What exactly is the kick up the arse for ???

To get a job ? Hmmmm been there tried to do that god knows how many times and it didn't work.

Go to college ?? Done that too, now about to do it again because I have no choice in the matter.

So what exactly is it that you think I should be doing to make my life so fantastic ?? I have been trying and it has got me absolutly nowhere.

misdee Sat 09-Aug-08 16:33:16

IB, did you see your GP about possible depression at all?

charliecat Sat 09-Aug-08 16:34:45

If you saw this post, by a good friend, what would you say to her nutty?

princessglitter Sat 09-Aug-08 16:34:48

I think the feeling you have is internal to you and whatever happens in your life you are carrying it with you. I had depresssion and I didn't realis until I got help and it started to lift.

moondog Sat 09-Aug-08 16:34:55

IB, why are you going to college with attitude that it will go tits up?
If you do, then things won't change for yuo.
You know thaT.

IllegallyBrunette Sat 09-Aug-08 16:35:41

No, because no amount of ad's are going to change anything. They won't make someone give me a job for example, so I really don't see the point.

TBGP - What you mean, is that I need to pretend that I like my life for everyone elses benefit.

charliecat Sat 09-Aug-08 16:36:43

They might change your outlook on life? Maybe?
Do you get any pleasure out of anything?

ThatBigGermanPrison Sat 09-Aug-08 16:37:48

the kick up the arse is to change your attitude. Changing your attitude will not change your life, it will only change the way you feel about it. We all know you're looking for a job, and most of us on the LP message board know how hard it can be if everywhere wants a 'flexible' staff. I've been looking for 18 bloody months. Had a few interviews too.
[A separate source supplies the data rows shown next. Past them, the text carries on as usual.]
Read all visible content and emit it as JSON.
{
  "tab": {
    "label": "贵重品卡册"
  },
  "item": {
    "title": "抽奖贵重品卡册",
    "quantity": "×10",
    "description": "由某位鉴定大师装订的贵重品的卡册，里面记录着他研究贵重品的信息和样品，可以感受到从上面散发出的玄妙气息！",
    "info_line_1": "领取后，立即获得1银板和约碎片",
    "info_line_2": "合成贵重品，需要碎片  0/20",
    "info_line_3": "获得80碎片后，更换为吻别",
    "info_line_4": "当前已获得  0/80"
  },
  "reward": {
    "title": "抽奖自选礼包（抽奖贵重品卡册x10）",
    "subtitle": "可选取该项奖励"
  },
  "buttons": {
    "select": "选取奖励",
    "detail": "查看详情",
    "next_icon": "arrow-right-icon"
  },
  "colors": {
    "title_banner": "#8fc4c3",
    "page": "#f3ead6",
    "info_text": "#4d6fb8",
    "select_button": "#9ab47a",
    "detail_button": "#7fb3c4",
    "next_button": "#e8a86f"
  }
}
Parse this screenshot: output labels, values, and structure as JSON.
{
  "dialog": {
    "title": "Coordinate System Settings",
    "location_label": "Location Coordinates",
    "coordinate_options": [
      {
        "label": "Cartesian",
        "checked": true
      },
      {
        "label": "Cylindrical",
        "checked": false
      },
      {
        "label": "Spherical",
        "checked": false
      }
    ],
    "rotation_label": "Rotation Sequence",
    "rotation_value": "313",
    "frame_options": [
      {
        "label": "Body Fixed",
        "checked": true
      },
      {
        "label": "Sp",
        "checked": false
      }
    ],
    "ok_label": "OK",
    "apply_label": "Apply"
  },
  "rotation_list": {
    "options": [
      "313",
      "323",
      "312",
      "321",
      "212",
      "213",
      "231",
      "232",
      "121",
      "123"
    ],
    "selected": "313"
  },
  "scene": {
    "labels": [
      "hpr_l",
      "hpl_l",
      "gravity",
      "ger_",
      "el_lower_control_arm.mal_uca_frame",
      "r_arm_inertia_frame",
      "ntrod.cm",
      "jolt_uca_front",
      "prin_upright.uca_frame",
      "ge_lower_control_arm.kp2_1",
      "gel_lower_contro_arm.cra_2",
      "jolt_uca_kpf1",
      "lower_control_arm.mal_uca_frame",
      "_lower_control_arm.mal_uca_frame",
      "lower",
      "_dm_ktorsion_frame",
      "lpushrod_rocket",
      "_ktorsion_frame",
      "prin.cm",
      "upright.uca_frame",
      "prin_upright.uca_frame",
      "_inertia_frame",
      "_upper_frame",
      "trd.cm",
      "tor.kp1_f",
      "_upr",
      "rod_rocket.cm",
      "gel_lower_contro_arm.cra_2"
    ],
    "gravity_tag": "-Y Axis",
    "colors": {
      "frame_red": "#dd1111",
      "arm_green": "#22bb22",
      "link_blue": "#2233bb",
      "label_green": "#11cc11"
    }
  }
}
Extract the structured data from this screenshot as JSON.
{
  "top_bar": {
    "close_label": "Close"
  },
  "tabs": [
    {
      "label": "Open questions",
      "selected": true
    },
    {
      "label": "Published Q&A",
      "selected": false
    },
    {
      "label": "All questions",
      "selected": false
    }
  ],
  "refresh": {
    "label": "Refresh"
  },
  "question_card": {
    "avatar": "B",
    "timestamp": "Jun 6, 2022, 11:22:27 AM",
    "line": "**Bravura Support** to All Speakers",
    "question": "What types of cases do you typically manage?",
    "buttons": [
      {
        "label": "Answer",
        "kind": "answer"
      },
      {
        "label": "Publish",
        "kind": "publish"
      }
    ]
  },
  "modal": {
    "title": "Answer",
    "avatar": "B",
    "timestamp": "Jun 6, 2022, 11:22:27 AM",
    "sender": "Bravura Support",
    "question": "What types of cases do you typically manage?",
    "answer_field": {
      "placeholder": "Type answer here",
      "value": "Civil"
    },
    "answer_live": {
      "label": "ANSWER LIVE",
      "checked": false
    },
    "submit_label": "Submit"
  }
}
You can't let it drag you down, you can't let yourself give up, or you'll stop getting dressed in the morning and start thinking bread and grillpan scrape is good enough for your tea.

Count your blessings, hoard them, write them down and gloat over them like a miser with his clutch of gold, but don't write your life off, for fuck's sake, are you even thirty yet?

princessglitter Sat 09-Aug-08 16:39:20

I really think Cognitive behavioural therapy would help with the negative self talk you have.

Please try to be open to the possibility of change. It won't happen overnight, but it really does work.